Threading and concurrency overview

The Central Processing Unit (CPU) maintains a dedicated Java stack and PC registers for each thread. It quickly stores and re-loads these when switching context (moving from one thread to another), and this is a primary cost of having multiple threads.

A second cost of multiple threads is synchronization, but this is mostly a historic concern. If you design your application to use a few simple synchronized locks, with event-driven wait() and notifyAll() calls, the direct cost of synchronization on a modern pipelined CPU is zero or very close to zero. Excessive synchronization in a poor architecture may indirectly slow your application if threads are frequently blocked, since this will increase the frequency of context switching.

Each Java Thread maintains a call stack, which is where variables passed as arguments are allocated and de-allocated by moving the stack pointer. The stack is in the same 2 MB main application memory, and allocating a new stack is part of the cost of creating an additional thread. Recursive algorithms, however elegant in theory, may be relatively slow and expensive in terms of precious thread stack space on Series 40 so they should generally be avoided.
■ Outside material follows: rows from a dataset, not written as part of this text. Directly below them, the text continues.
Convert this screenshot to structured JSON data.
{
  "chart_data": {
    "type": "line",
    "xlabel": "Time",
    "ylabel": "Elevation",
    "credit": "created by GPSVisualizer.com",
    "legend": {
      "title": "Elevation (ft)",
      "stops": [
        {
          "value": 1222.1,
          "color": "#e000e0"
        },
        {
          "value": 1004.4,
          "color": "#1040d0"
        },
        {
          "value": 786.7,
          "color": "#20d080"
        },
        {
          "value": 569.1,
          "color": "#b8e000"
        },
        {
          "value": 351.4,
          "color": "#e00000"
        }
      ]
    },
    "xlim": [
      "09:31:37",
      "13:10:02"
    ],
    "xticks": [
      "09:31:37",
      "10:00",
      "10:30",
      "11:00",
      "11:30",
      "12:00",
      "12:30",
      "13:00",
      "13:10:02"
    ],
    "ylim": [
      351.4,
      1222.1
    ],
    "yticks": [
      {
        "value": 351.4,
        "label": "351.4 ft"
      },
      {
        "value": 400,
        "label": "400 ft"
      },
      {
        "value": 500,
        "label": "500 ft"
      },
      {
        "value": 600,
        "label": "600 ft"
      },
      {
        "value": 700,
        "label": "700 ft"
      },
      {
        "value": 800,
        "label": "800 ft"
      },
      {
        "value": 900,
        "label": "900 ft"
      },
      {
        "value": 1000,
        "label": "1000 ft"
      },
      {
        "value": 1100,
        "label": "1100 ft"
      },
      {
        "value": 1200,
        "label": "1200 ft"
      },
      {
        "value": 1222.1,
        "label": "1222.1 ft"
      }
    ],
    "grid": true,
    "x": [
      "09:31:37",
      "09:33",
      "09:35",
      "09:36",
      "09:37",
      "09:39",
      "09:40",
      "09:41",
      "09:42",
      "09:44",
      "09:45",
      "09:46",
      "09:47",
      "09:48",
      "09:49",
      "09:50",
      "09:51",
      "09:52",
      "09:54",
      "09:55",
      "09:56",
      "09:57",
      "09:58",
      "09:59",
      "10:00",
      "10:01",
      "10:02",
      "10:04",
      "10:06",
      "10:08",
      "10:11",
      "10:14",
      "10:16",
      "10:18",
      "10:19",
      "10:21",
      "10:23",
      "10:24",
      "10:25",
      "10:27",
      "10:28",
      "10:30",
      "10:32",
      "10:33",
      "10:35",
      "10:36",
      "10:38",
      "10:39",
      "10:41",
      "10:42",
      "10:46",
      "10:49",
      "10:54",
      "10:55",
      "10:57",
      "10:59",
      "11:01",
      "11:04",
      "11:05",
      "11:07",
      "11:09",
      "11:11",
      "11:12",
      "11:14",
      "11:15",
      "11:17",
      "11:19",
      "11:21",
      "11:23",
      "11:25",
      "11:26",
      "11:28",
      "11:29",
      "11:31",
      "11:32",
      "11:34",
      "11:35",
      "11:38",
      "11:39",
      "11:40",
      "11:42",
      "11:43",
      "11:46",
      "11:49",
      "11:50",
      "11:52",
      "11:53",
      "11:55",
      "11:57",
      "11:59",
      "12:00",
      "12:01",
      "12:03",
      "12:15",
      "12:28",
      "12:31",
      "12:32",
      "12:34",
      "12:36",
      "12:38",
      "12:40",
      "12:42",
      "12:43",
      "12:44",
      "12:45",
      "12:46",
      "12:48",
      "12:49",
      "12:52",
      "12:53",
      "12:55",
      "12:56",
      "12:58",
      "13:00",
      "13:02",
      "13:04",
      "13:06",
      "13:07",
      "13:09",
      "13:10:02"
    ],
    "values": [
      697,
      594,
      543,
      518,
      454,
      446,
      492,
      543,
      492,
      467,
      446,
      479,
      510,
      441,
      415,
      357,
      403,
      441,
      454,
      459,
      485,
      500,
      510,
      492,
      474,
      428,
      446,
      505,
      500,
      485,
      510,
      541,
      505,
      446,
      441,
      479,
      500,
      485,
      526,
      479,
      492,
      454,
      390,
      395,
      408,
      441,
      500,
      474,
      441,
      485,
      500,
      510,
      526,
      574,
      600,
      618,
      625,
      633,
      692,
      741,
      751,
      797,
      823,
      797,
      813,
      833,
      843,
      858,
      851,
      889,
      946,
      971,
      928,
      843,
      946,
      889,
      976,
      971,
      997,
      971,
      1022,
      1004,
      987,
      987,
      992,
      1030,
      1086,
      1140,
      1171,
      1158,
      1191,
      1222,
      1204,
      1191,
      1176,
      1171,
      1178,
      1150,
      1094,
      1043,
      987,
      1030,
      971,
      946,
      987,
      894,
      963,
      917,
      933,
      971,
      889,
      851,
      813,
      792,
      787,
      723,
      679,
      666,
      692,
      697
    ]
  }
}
The ARM processor will periodically interrupt the current Java thread, store register values and switch to another thread. This context switch is quite efficient, however there are ways your code may be forcing this to occur more often and thus decreasing overall throughput. Things to watch out for include:

  • If you are using more than 5 or 6 threads, you probably have an architectural flaw and should re-design your MIDlet to be more appropriate for mobile device with limited resources. A Series 40 phone supports many more threads, but designs using so many threads with the associated context switching overhead are suboptimal for a mobile application.

  • Avoid using Thread.sleep() statements to slow one activity down. There are places where this is appropriate, but you are also forcing a context switch to another thread each time you sleep, and this can quickly add up. Synchronisation with wait() and notifyAll() are often more elegant solutions to event-driven architectures and result in noticeably faster MIDlets.

The theoretical ideal number of threads for a Nokia Series 40 application is based on the CPU and associated hardware which can operate in parallel to complete input-output tasks. The thread count you should use as a guideline is thus:

  1. Screen operations, meaning painters and incoming user events such as keyboard and touch screen events, must be on the phone’s Event Dispatch Thread (EDT) to avoid side-effects. In games with a GameCanvas, it is possible to also provide a separate render thread which takes care of painting, but Canvas and Form user interfaces do all painting on the EDT.

  2. Purely CPU-intensive operations, such as math and application logic, complete most quickly on a single thread. While there is some context switching overhead for having multiple CPU-intensive threads, this is generally not causing any measurable performance penalty and you should do what makes sense for your algorithm. Flash memory operations, loading and storing from the Record Management System (RMS) and memory card. Only one such activity can be active at any given time, so additional threads do not increase and may slightly decrease performance. Note that while flash read operations are about ten times faster than flash write operations, the slow write operation triggered by one thread may significantly slow down the read operation of another thread, so you can not assume that flash read operations will always complete quickly, for example, on the EDT, as this pause would be noticeable.

  3. Network operations, sending and receiving data from web sites. Here there is no strict rule, but around four network operations in parallel will balance excessive resource allocation associated with the network against the long delays of any one network connection waiting for data.

  4. Other IO operations, such as Bluetooth and serial port connections, each deserve their own thread. It is best to have one thread sending and one thread receiving as unlike HTTP which switches between send and receive, these are bidirectional communication channels.

  5. Media players should each have their own thread to smooth over buffering and resource allocation and deallocation delays. Do not reuse media threads, this can have side-effects as there are too many circumstances under which a media thread may be delayed for many seconds.